John Greven, Warren’s attorney, told jurors that his client was guilty of three more minor charges against him — carrying a concealed weapon, escape and having a weapon under disability, which means he wasn’t permitted to carry a firearm because of a previous conviction. He argued Warren should be acquitted of murder and felonious assault because he acted in self-defense.

“This was a guy who was reasonably in fear he was going to get shot,” Greven said in his closing argument.

Assistant Prosecutor Brian Stano, however, said Warren’s claims that Thomas shot and threatened him don’t justify killing Thomas.

“He decided that whatever was going on merited a death sentence,” Stano said. “This was not self-defense. It was payback, revenge or him deciding, ‘I’ve had enough of this guy.’ ”

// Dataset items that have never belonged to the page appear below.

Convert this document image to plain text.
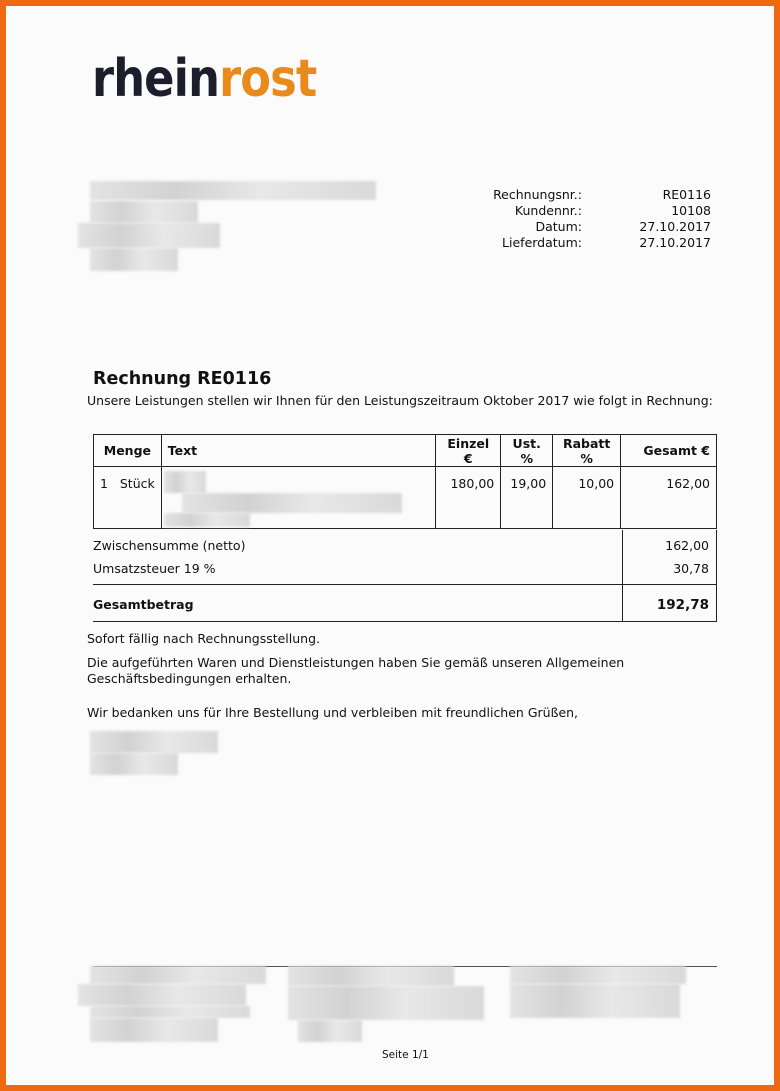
rheinrost
Rechnungsnr.:	RE0116
Kundennr.:	10108
Datum:	27.10.2017
Lieferdatum:	27.10.2017
Rechnung RE0116
Unsere Leistungen stellen wir Ihnen für den Leistungszeitraum Oktober 2017 wie folgt in Rechnung:
Menge	Text	Einzel €	Ust. %	Rabatt %	Gesamt €
1 Stück		180,00	19,00	10,00	162,00
Zwischensumme (netto)	162,00
Umsatzsteuer 19 %	30,78
Gesamtbetrag	192,78
Sofort fällig nach Rechnungsstellung.
Die aufgeführten Waren und Dienstleistungen haben Sie gemäß unseren Allgemeinen
Geschäftsbedingungen erhalten.
Wir bedanken uns für Ihre Bestellung und verbleiben mit freundlichen Grüßen,
Seite 1/1
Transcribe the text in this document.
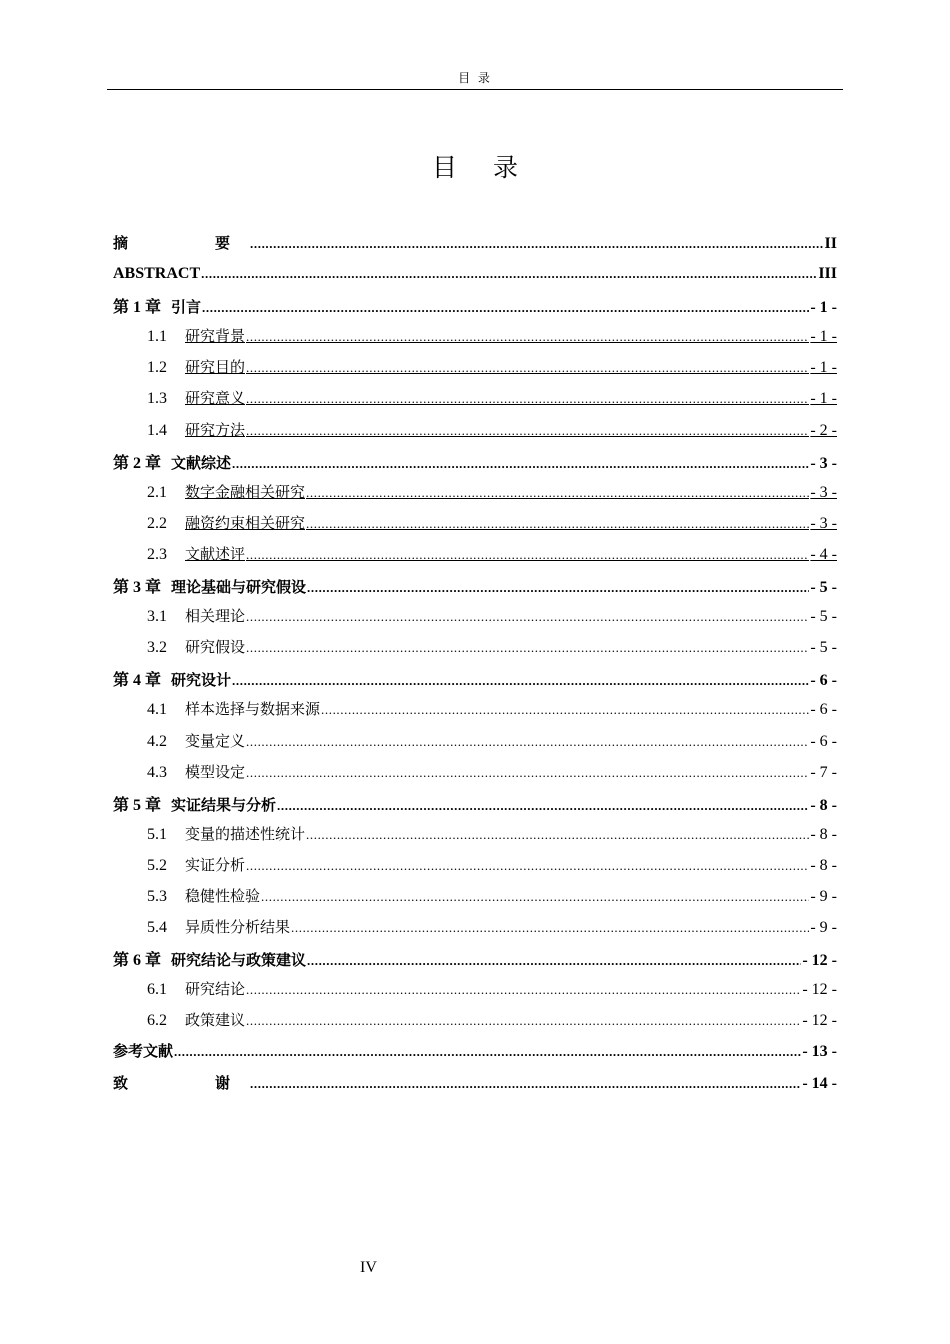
目 录
目 录
摘　　要 .....	II
ABSTRACT .....	III
第 1 章 引言 .....	- 1 -
1.1 研究背景 .....	- 1 -
1.2 研究目的 .....	- 1 -
1.3 研究意义 .....	- 1 -
1.4 研究方法 .....	- 2 -
第 2 章 文献综述 .....	- 3 -
2.1 数字金融相关研究 .....	- 3 -
2.2 融资约束相关研究 .....	- 3 -
2.3 文献述评 .....	- 4 -
第 3 章 理论基础与研究假设 .....	- 5 -
3.1 相关理论 .....	- 5 -
3.2 研究假设 .....	- 5 -
第 4 章 研究设计 .....	- 6 -
4.1 样本选择与数据来源 .....	- 6 -
4.2 变量定义 .....	- 6 -
4.3 模型设定 .....	- 7 -
第 5 章 实证结果与分析 .....	- 8 -
5.1 变量的描述性统计 .....	- 8 -
5.2 实证分析 .....	- 8 -
5.3 稳健性检验 .....	- 9 -
5.4 异质性分析结果 .....	- 9 -
第 6 章 研究结论与政策建议 .....	- 12 -
6.1 研究结论 .....	- 12 -
6.2 政策建议 .....	- 12 -
参考文献 .....	- 13 -
致　　谢 .....	- 14 -
IV
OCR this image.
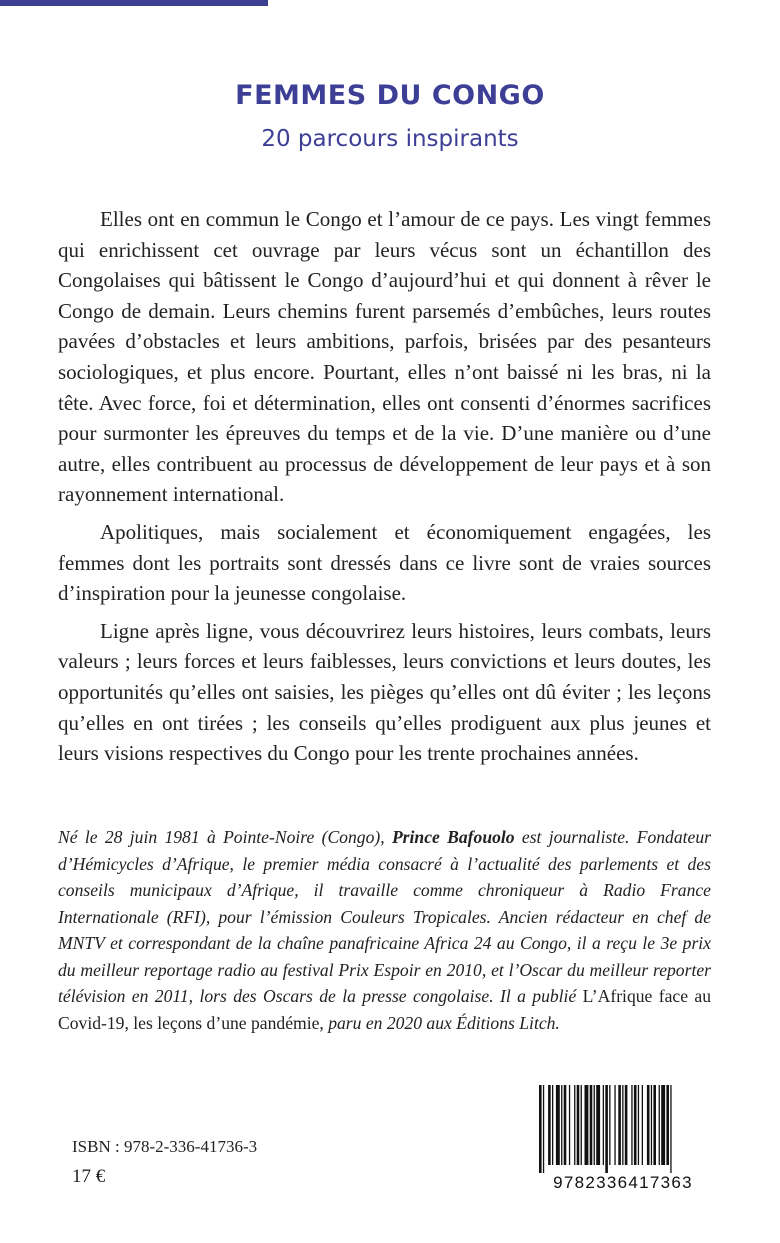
FEMMES DU CONGO
20 parcours inspirants

Elles ont en commun le Congo et l’amour de ce pays. Les vingt femmes qui enrichissent cet ouvrage par leurs vécus sont un échantillon des Congolaises qui bâtissent le Congo d’aujourd’hui et qui donnent à rêver le Congo de demain. Leurs chemins furent parsemés d’embûches, leurs routes pavées d’obstacles et leurs ambitions, parfois, brisées par des pesanteurs sociologiques, et plus encore. Pourtant, elles n’ont baissé ni les bras, ni la tête. Avec force, foi et détermination, elles ont consenti d’énormes sacrifices pour surmonter les épreuves du temps et de la vie. D’une manière ou d’une autre, elles contribuent au processus de développement de leur pays et à son rayonnement international.

Apolitiques, mais socialement et économiquement engagées, les femmes dont les portraits sont dressés dans ce livre sont de vraies sources d’inspiration pour la jeunesse congolaise.

Ligne après ligne, vous découvrirez leurs histoires, leurs combats, leurs valeurs ; leurs forces et leurs faiblesses, leurs convictions et leurs doutes, les opportunités qu’elles ont saisies, les pièges qu’elles ont dû éviter ; les leçons qu’elles en ont tirées ; les conseils qu’elles prodiguent aux plus jeunes et leurs visions respectives du Congo pour les trente prochaines années.

Né le 28 juin 1981 à Pointe-Noire (Congo), Prince Bafouolo est journaliste. Fondateur d’Hémicycles d’Afrique, le premier média consacré à l’actualité des parlements et des conseils municipaux d’Afrique, il travaille comme chroniqueur à Radio France Internationale (RFI), pour l’émission Couleurs Tropicales. Ancien rédacteur en chef de MNTV et correspondant de la chaîne panafricaine Africa 24 au Congo, il a reçu le 3e prix du meilleur reportage radio au festival Prix Espoir en 2010, et l’Oscar du meilleur reporter télévision en 2011, lors des Oscars de la presse congolaise. Il a publié L’Afrique face au Covid-19, les leçons d’une pandémie, paru en 2020 aux Éditions Litch.
ISBN : 978-2-336-41736-3
17 €	9782336417363
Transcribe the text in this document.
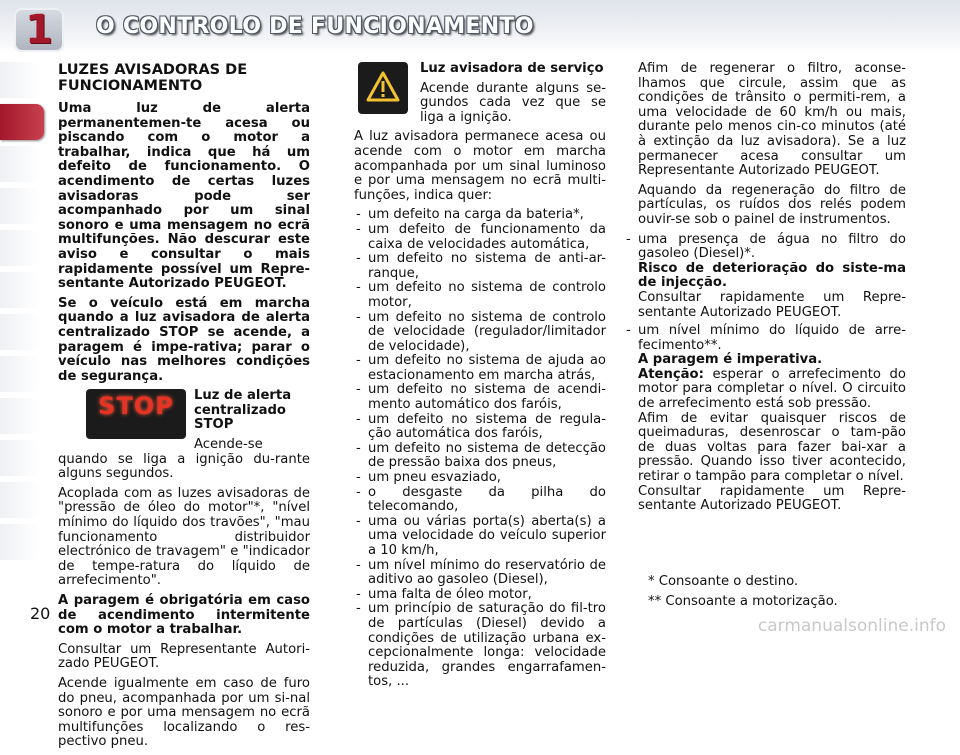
1	O CONTROLO DE FUNCIONAMENTO
LUZES AVISADORAS DE FUNCIONAMENTO

Uma luz de alerta permanentemen-te acesa ou piscando com o motor a trabalhar, indica que há um defeito de funcionamento. O acendimento de certas luzes avisadoras pode ser acompanhado por um sinal sonoro e uma mensagem no ecrã multifunções. Não descurar este aviso e consultar o mais rapidamente possível um Repre-sentante Autorizado PEUGEOT.

Se o veículo está em marcha quando a luz avisadora de alerta centralizado STOP se acende, a paragem é impe-rativa; parar o veículo nas melhores condições de segurança.

STOP	Luz de alerta centralizado STOP

Acende-se quando se liga a ignição du-rante alguns segundos.

Acoplada com as luzes avisadoras de "pressão de óleo do motor"*, "nível mínimo do líquido dos travões", "mau funcionamento distribuidor electrónico de travagem" e "indicador de tempe-ratura do líquido de arrefecimento".

A paragem é obrigatória em caso de acendimento intermitente com o motor a trabalhar.

Consultar um Representante Autori-zado PEUGEOT.

Acende igualmente em caso de furo do pneu, acompanhada por um si-nal sonoro e por uma mensagem no ecrã multifunções localizando o res-pectivo pneu.

Luz avisadora de serviço

Acende durante alguns se-gundos cada vez que se liga a ignição.

A luz avisadora permanece acesa ou acende com o motor em marcha acompanhada por um sinal luminoso e por uma mensagem no ecrã multi-funções, indica quer:

- um defeito na carga da bateria*,
- um defeito de funcionamento da caixa de velocidades automática,
- um defeito no sistema de anti-ar-ranque,
- um defeito no sistema de controlo motor,
- um defeito no sistema de controlo de velocidade (regulador/limitador de velocidade),
- um defeito no sistema de ajuda ao estacionamento em marcha atrás,
- um defeito no sistema de acendi-mento automático dos faróis,
- um defeito no sistema de regula-ção automática dos faróis,
- um defeito no sistema de detecção de pressão baixa dos pneus,
- um pneu esvaziado,
- o desgaste da pilha do telecomando,
- uma ou várias porta(s) aberta(s) a uma velocidade do veículo superior a 10 km/h,
- um nível mínimo do reservatório de aditivo ao gasoleo (Diesel),
- uma falta de óleo motor,
- um princípio de saturação do fil-tro de partículas (Diesel) devido a condições de utilização urbana ex-cepcionalmente longa: velocidade reduzida, grandes engarrafamen-tos, ...

Afim de regenerar o filtro, aconse-lhamos que circule, assim que as condições de trânsito o permiti-rem, a uma velocidade de 60 km/h ou mais, durante pelo menos cin-co minutos (até à extinção da luz avisadora). Se a luz permanecer acesa consultar um Representante Autorizado PEUGEOT.

Aquando da regeneração do filtro de partículas, os ruídos dos relés podem ouvir-se sob o painel de instrumentos.

- uma presença de água no filtro do gasoleo (Diesel)*.
Risco de deterioração do siste-ma de injecção.
Consultar rapidamente um Repre-sentante Autorizado PEUGEOT.
- um nível mínimo do líquido de arre-fecimento**.
A paragem é imperativa.
Atenção: esperar o arrefecimento do motor para completar o nível. O circuito de arrefecimento está sob pressão.
Afim de evitar quaisquer riscos de queimaduras, desenroscar o tam-pão de duas voltas para fazer bai-xar a pressão. Quando isso tiver acontecido, retirar o tampão para completar o nível.
Consultar rapidamente um Repre-sentante Autorizado PEUGEOT.
* Consoante o destino.
** Consoante a motorização.
20
carmanualsonline.info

Assistant Prosecutor Jay Cole told jurors, “We don’t live in the Wild Wild West.”

Jurors found Warren guilty of two counts of murder — under different parts of state law — and two counts of felonious assault, with gun specifications attached to all of the charges. They also convicted Warren of the three charges he and his attorney admitted he committed.

Greven said he and Warren are disappointed but respect the verdict.

Family members for both Thomas and Warren, many who sat through the entire trial, were emotional during the trial and the verdict reading.

“It’s sad,” said Rita Warren, Andre’s mother. “Even with what was presented, I don’t think the state proved it — at all.”

Thomas’ family declined to comment while leaving the courthouse.

A 43-year-old Akron man who served on the jury and asked not to be named said he and the other jurors thought Warren had time to leave when he saw Thomas exit the vehicle, rather than shoot him.

“He had had the opportunity to remove himself,” said the juror, who changed his mind on the verdicts during deliberations.